Dans un message diffusé pour la Fête de la victoire, le chef de l’État a présenté l’indépendance de l’Algérie comme « une victoire arrachée au prix de rivières de sang, de tragédies et de destructions massives ». Il a salué une Révolution portée par un peuple « profondément attaché à son authenticité et à son identité », rappelant les sacrifices consentis pendant la guerre contre la colonisation française.
Le président Tebboune a également affirmé que l’Algérie actuelle restait « fidèle au message des martyrs » et poursuivait la construction d’un État souverain capable de renforcer « son immunité économique » dans un contexte international qualifié d’« erratique ».
Cette rhétorique s’inscrit dans une continuité politique bien établie dans le pays, où la mémoire de la guerre d’indépendance demeure l’un des principaux fondements de la légitimité du pouvoir.
Au-delà du registre mémoriel, le chef de l’État a évoqué les ambitions économiques du pays, mettant en avant plusieurs projets industriels et miniers censés illustrer la consolidation de l’économie nationale. Parmi les exemples cités figure l’entrée en production du gisement de zinc et de plomb d’Oued Amizour, présenté comme l’un des projets structurants du secteur minier algérien.
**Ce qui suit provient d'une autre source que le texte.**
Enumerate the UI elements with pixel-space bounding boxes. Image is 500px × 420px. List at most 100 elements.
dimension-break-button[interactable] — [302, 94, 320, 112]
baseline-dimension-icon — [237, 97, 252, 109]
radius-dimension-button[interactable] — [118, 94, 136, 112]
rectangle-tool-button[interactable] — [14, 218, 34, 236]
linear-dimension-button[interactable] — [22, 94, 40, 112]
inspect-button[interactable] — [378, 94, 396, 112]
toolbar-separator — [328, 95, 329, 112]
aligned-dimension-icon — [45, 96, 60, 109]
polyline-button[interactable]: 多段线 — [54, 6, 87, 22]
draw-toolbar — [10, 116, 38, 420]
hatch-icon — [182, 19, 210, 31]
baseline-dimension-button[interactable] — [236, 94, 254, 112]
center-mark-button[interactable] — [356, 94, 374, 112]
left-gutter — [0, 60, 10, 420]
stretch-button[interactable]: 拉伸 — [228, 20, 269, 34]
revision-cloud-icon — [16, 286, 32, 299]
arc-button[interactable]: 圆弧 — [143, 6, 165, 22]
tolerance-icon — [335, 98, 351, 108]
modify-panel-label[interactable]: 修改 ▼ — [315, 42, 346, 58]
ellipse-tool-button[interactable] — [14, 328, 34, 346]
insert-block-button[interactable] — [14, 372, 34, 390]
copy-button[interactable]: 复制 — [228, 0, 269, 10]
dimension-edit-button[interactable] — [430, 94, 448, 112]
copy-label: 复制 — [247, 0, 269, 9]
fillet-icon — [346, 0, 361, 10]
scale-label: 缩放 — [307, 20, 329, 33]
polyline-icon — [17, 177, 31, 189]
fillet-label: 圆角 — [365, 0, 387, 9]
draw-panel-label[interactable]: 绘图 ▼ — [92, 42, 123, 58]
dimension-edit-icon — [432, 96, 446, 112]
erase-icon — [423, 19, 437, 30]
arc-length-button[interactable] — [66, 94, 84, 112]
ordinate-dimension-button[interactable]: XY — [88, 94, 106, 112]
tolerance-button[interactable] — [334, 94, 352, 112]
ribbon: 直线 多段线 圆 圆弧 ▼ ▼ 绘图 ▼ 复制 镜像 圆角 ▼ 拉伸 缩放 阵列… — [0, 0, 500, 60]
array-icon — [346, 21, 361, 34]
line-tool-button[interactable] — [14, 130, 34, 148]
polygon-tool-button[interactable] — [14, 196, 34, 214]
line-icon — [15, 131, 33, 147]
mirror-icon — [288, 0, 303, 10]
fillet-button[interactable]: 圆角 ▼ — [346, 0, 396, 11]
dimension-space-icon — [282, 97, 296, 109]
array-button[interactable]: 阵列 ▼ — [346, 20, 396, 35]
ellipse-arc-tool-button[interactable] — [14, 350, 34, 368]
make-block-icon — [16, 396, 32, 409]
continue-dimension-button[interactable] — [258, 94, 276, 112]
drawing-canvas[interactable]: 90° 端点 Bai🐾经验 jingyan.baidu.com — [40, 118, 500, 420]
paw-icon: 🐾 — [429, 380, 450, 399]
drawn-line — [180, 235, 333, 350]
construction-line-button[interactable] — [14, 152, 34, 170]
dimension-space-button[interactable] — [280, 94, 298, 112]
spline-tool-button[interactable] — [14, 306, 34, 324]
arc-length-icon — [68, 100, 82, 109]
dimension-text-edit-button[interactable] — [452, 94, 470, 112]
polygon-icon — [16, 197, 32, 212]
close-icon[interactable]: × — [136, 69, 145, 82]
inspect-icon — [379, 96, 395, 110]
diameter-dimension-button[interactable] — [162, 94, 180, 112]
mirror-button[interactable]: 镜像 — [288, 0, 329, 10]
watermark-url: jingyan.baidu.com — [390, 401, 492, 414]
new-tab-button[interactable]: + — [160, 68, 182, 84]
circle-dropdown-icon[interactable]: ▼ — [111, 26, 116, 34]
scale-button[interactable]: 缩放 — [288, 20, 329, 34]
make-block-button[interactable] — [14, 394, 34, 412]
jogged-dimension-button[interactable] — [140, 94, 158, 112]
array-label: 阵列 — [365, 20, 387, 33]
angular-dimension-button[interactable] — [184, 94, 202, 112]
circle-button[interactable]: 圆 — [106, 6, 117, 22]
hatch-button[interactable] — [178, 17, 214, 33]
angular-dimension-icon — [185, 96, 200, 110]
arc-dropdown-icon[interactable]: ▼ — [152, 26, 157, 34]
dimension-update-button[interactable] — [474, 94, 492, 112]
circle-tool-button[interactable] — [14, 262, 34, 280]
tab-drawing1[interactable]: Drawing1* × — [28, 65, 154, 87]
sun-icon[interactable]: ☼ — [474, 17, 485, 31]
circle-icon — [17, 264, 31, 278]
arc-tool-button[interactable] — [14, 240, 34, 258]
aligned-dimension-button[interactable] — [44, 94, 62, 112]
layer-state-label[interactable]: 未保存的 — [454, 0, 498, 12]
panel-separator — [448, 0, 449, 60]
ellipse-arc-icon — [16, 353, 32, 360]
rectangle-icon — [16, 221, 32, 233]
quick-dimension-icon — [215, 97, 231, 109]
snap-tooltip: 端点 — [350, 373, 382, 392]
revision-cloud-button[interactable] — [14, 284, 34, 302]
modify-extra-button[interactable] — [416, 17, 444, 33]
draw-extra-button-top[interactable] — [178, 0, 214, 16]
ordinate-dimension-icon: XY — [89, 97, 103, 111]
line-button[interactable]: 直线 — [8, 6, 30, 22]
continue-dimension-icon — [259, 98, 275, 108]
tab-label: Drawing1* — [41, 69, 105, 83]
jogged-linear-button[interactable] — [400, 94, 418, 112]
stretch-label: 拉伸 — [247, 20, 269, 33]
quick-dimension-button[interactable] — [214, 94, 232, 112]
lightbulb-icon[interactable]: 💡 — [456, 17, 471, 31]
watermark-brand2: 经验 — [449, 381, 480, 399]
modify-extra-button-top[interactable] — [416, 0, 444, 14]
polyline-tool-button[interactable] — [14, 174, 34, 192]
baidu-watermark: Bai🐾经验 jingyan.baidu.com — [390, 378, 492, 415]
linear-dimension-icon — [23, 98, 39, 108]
Le message présidentiel insiste sur la construction d’un « projet de développement stratégique multidimensionnel » reposant sur des « volontés nationales sincères ». Toutefois, malgré ces annonces régulières de diversification économique, l’économie algérienne reste largement dépendante des hydrocarbures, qui représentent l’essentiel des recettes d’exportation et des revenus budgétaires de l’État.
La référence constante à la guerre de libération illustre également la place centrale du récit historique dans le discours politique algérien. Depuis plusieurs décennies, les autorités mobilisent la mémoire des 5,6 millions de martyrs — chiffre symbolique souvent cité dans les communications officielles — afin de nourrir un récit patriotique fondé sur la résistance et la souveraineté nationale.
Dans son message, Abdelmadjid Tebboune a vivement dénoncé la colonisation française, décrite comme un système marqué par « les massacres, la destruction et le pillage ». Il a également évoqué une domination coloniale de plus de 130 ans, présentée comme l’une des périodes les plus sombres de l’histoire nationale.
Cette rhétorique historique, très présente dans les commémorations officielles, continue de structurer la communication politique du pouvoir. Pour plusieurs observateurs, elle permet aussi de maintenir un consensus interne autour de la légitimité des institutions issues de l’indépendance, dans un contexte où les attentes économiques et sociales de la population restent élevées.
Le message présidentiel du 19 mars s’inscrit ainsi dans une tradition politique bien ancrée en Algérie : celle d’un pouvoir qui conjugue exaltation de la mémoire révolutionnaire et promesses de développement économique, sans toujours parvenir à transformer ce discours historique en réformes structurelles capables de diversifier durablement l’économie du pays.